The officers returned to where they had found the checkbook and started asking questions, which led to more interviews with people who police believed were involved with drug-related crimes.

A crime wave linked to meth

While police are reluctant to name individuals as alleged drug users, McKinley said, the patrol officers who investigated the case believed many of the thefts were in some way driven by methamphetamine, McKinley said.

The case appeared to be just what Officer Shannon Riggs, a veteran of the Lawrence Police Department’s drug enforcement unit, predicted three months ago. He told the Journal-World then that he had seen signs that meth, and the crime that goes with it, were on the rise in Lawrence. Brazen property crimes, committed in repetitive fashion, like a group of thieves returning to the same storage units night after night, were exactly what he expected to see, after watching meth ravage southeast Kansas counties where he worked a decade ago.

When the officers decided they had enough evidence, they sought out and arrested Jacob P. Paine, 33, Cori D. Nehrbass, 33, and Travis M. Darrow, 33, all of Lawrence.
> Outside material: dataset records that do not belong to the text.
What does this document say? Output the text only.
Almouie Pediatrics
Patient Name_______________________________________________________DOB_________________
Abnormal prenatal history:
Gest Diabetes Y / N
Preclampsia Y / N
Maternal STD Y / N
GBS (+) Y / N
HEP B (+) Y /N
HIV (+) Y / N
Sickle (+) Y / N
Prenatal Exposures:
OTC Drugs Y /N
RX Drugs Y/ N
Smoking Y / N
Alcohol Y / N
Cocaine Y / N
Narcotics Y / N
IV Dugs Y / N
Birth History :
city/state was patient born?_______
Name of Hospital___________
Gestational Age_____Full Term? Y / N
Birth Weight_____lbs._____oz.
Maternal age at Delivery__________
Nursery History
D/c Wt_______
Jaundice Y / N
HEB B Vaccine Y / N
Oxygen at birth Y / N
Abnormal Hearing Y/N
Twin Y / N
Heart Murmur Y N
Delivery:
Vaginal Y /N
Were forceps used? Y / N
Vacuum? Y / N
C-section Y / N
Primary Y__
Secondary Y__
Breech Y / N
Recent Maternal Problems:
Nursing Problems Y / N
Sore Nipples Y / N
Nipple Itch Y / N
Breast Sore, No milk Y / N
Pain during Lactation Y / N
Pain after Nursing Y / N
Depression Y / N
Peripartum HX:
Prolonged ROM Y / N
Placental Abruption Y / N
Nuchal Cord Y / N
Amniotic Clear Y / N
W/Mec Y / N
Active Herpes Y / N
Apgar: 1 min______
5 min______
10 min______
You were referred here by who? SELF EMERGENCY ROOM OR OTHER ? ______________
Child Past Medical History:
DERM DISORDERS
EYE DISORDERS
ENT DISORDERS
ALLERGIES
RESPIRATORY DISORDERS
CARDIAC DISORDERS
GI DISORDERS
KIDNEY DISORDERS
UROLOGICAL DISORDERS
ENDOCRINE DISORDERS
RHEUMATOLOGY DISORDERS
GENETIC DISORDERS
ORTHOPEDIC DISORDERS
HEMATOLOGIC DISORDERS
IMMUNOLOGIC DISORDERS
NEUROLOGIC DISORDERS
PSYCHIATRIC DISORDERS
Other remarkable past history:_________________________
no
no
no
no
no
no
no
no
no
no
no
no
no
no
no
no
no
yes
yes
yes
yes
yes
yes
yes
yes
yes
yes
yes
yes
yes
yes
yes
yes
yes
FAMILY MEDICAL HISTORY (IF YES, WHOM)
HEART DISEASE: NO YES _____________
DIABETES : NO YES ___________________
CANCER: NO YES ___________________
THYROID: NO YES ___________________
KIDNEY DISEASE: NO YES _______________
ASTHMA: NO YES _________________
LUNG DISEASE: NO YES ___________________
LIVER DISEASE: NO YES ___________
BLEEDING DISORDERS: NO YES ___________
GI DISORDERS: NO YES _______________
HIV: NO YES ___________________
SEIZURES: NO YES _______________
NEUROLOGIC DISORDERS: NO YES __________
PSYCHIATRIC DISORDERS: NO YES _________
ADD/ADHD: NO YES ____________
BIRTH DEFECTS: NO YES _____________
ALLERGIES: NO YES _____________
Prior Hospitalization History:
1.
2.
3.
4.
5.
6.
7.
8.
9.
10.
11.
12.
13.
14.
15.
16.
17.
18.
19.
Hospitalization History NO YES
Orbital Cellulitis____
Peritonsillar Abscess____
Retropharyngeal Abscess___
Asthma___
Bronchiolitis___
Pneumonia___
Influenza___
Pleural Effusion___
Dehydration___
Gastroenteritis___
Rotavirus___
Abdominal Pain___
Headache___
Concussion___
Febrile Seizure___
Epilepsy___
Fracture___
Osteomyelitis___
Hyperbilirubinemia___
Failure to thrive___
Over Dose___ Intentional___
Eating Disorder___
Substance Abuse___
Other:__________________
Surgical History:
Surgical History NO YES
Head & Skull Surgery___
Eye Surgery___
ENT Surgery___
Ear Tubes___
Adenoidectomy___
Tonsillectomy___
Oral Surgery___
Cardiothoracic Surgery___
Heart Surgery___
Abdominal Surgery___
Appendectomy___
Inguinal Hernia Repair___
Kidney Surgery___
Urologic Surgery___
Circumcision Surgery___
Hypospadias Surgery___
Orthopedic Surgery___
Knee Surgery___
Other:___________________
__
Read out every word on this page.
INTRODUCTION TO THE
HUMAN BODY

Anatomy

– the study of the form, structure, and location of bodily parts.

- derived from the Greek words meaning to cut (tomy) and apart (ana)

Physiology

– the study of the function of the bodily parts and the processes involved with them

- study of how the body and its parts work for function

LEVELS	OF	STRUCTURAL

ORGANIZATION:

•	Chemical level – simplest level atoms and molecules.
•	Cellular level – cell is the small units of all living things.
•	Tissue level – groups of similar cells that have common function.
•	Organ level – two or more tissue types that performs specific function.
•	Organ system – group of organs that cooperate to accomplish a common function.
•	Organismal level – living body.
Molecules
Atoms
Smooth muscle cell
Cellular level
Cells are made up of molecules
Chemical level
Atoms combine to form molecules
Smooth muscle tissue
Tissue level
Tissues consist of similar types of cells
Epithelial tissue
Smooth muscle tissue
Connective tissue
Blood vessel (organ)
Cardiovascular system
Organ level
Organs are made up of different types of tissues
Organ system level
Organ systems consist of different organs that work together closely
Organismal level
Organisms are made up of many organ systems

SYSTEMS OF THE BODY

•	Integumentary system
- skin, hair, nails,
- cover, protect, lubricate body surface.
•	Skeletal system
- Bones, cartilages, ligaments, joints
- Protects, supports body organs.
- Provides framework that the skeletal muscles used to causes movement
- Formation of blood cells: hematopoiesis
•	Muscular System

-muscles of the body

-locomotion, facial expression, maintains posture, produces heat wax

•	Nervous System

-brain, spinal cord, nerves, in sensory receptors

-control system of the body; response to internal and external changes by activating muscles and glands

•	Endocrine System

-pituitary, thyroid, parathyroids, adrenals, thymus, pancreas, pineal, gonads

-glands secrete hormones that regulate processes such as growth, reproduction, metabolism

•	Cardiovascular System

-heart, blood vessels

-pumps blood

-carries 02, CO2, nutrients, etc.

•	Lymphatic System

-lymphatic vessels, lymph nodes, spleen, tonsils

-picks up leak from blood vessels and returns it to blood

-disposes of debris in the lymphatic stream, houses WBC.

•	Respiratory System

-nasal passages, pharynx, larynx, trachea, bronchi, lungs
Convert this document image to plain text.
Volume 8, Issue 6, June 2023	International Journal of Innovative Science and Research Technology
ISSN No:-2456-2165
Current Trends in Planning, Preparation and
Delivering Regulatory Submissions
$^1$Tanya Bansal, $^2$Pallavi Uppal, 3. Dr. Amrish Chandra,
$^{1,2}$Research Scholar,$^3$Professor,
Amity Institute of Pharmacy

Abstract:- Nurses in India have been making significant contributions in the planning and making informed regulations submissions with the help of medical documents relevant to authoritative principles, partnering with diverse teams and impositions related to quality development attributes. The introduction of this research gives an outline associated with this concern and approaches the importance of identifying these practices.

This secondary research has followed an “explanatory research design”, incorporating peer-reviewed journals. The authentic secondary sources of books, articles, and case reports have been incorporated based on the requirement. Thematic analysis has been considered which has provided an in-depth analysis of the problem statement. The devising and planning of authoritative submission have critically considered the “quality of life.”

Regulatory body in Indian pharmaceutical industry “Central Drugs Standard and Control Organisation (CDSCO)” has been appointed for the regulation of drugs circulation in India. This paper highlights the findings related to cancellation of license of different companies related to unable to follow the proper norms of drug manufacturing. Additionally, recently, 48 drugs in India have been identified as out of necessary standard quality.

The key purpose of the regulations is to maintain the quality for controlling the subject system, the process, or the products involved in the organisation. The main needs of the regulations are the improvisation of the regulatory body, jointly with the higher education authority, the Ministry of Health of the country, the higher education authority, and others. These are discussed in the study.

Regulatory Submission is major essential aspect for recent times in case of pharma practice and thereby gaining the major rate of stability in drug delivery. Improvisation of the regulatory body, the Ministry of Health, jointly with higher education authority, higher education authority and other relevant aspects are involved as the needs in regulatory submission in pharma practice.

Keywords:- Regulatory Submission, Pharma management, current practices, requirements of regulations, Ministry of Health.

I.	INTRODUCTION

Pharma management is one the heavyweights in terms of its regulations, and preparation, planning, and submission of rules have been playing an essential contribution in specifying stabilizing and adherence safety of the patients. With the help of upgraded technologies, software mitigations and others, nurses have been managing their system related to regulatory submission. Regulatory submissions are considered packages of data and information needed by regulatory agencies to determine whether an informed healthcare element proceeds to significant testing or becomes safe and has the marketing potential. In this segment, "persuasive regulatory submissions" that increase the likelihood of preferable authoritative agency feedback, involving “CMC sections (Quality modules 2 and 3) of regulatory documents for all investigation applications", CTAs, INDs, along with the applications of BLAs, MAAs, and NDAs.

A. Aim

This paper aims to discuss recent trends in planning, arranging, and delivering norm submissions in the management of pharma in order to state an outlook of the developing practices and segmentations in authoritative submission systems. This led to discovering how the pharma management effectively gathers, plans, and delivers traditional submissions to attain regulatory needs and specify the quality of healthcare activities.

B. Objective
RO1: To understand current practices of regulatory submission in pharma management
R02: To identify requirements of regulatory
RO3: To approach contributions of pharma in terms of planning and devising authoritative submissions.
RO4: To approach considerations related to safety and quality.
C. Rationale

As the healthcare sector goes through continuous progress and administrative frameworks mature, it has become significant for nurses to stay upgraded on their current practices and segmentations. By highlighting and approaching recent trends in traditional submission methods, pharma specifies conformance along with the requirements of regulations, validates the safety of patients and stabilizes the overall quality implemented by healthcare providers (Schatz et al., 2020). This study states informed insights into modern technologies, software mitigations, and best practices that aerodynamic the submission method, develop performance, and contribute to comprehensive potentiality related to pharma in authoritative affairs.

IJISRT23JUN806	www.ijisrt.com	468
Two of the three suspects arrested Wednesday appeared in Douglas County District Court Thursday, charged with multiple felony counts of burglary, theft and other charges. A third has yet to appear in court.

Douglas County prosecutors charged Paine with 10 felony counts, including aggravated burglary, burglary, theft and possession of methamphetamine, along with misdemeanor counts of theft and criminal damage.

Nehrbass, who has a criminal record in Douglas County dating back to 2006 that includes convictions for drug possession and burglary, is facing 12 similar felony counts. Darrow was also arrested on suspicion of multiple thefts and burglaries, and will appear in court to face charges on Aug. 27. Darrow spent time in Kansas prisons after being convicted of theft and drug possession last year.

Paine and Darrow were in Douglas County Jail Friday, with bond set at $30,000. Darrow posted a $50,000 bond Wednesday and was released, pending his first appearance on Aug. 27. Court-appointed attorneys representing the defendants in the case could not be reached for comment.

In all, police said they solved six burglaries of storage units at A1 Self Storage, several thefts and break-ins scattered throughout town, and series of burglaries of storage units at an apartment complex in the 2100 block of Kasold Drive in which one man was assaulted.

The cost

McKinley said he gave credit to the patrol officers who managed to link several otherwise routine cases together through painstaking investigation. However, he said, police have also made difficult choices in the past to make it possible. “This is the result,” McKinley said. “But it comes at a cost.”

Because property crimes are investigated by the patrol officers — Lawrence has detectives only for person felonies such as robbery and homicide — investigations like this one happen between urgent calls from injury accidents, domestic violence and bar brawls. The department long ago pulled some officers from school resource positions and traffic duty to give officers on patrol more time to follow up on cases.

In this case, many of the victims had some, but not all, of their property returned to them. It is typical, McKinley said, for items like expensive tools and copper wire to disappear quickly after a theft.

Rowland recovered some speakers, but his sports memorabilia remained missing. Carper received some of her mother’s belongings and a china tea set, but the musical equipment her late ex-husband had left behind for their daughter still is gone, which continues to upset her.

“These people need to know, it’s not just property,” Carper said. “It’s not just things, or the five dollars you’re going to get. This is people’s lives, this was my daughter’s inheritance.”